Rn. 11

Stand: EL 156 – ET: 02/2022

Bestehen Ansprüche auf kindergeldähnliche ausländische Leistungen, wird die Anwendung des § 65 Abs 1 S 1 Nr 2 EStG durch vorrangige über- oder zwischenstaatliche Abkommen ausgeschlossen, ausführlich dazu s Rn 91f. Dies betrifft Ansprüche auf kindergeldähnliche Leistungen, Wendl in H/H/R, § 65 EStG Rz 3 (Juni 2020).

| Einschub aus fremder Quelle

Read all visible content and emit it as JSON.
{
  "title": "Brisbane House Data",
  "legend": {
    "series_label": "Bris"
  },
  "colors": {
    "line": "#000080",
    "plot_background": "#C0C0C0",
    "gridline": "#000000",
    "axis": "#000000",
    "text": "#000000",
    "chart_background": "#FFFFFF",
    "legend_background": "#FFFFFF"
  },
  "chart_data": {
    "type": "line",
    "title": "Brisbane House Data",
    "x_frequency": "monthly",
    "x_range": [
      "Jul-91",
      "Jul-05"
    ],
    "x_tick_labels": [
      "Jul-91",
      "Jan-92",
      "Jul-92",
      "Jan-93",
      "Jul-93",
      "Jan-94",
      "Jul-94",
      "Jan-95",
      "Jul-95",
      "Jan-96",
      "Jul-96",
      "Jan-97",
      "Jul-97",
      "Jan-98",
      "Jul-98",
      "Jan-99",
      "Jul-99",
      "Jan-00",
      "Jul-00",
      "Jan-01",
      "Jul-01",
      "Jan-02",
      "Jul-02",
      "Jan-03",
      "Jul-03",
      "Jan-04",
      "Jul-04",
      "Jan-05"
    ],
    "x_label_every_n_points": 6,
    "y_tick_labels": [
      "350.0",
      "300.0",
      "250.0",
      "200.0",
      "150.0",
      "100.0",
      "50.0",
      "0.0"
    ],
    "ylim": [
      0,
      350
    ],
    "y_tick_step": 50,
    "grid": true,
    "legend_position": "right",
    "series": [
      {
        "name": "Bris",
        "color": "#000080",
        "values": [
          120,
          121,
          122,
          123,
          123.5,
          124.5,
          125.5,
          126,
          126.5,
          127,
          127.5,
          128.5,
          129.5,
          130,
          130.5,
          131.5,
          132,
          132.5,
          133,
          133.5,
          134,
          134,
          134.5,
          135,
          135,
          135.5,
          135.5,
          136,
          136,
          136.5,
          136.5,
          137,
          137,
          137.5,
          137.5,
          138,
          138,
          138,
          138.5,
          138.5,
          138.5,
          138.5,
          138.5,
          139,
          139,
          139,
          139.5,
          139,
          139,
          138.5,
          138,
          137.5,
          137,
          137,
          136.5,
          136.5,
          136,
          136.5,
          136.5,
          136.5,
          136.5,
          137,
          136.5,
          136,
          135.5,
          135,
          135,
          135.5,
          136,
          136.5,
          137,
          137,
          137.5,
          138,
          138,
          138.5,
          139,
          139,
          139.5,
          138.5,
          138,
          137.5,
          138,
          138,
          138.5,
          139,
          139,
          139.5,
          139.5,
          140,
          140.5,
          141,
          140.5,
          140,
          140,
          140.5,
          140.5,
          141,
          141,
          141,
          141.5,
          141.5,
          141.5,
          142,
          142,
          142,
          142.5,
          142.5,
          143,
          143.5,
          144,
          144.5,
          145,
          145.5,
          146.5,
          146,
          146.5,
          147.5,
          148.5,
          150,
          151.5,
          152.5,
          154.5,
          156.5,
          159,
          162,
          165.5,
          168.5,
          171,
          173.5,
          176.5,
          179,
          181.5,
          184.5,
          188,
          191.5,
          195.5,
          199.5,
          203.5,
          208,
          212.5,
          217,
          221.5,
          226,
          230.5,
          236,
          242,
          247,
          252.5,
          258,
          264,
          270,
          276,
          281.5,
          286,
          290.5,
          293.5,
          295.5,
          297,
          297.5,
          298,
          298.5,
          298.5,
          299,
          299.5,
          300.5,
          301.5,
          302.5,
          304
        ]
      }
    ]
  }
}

§ 65 Abs 1 S 1 Nr 2 EStG, der die Anrechnung von im Ausland gewährten, dem Kindergeld vergleichbaren Leistungen regelt, wird durch das Gemeinschaftsrecht verdrängt (BVerfG v 08.06.2004, 2 BvL 5/00, BFH/NV 2005, Beil 1, 33 unter A.I.2; EuGH v 20.05.2008, C-352/06, DStRE 2009, 1251 (Bosmann); BFH v 17.04.2008, III R 36/05, BStBl II 2009, 921. Ferner hat der EuGH v 12.06.2012, C 611/10, C 612/10, DStRE 2012, 999 (Hudzinski und Wawrzyniak) in einer Fallkonstellation, in welcher der persönliche Anwendungsbereich der VO Nr 1408/71 eröffnet und Deutschland nach Art 14 Nr 1 Buchst a VO Nr 1408/71 (sogar) der unzuständige Mitgliedstaat war, entschieden, dass § 65 Abs 1 S 1 Nr 2 EStG aufgrund der Bestimmungen der Art 45ff AEUV betreffend die ArbN-Freizügigkeit nicht zum Ausschluss, sondern nur zu einer Kürzung des deutschen Kindergeldes um die Höhe des Betrags der in dem anderen Staat gewährten vergleichbaren Leistung führen darf; vgl auch BFH v 18.07.2013, III R 51/09, BStBl II 2016, 947; BFH v 05.09.2013, XI R 52/10, BFH/NV 2014, 33.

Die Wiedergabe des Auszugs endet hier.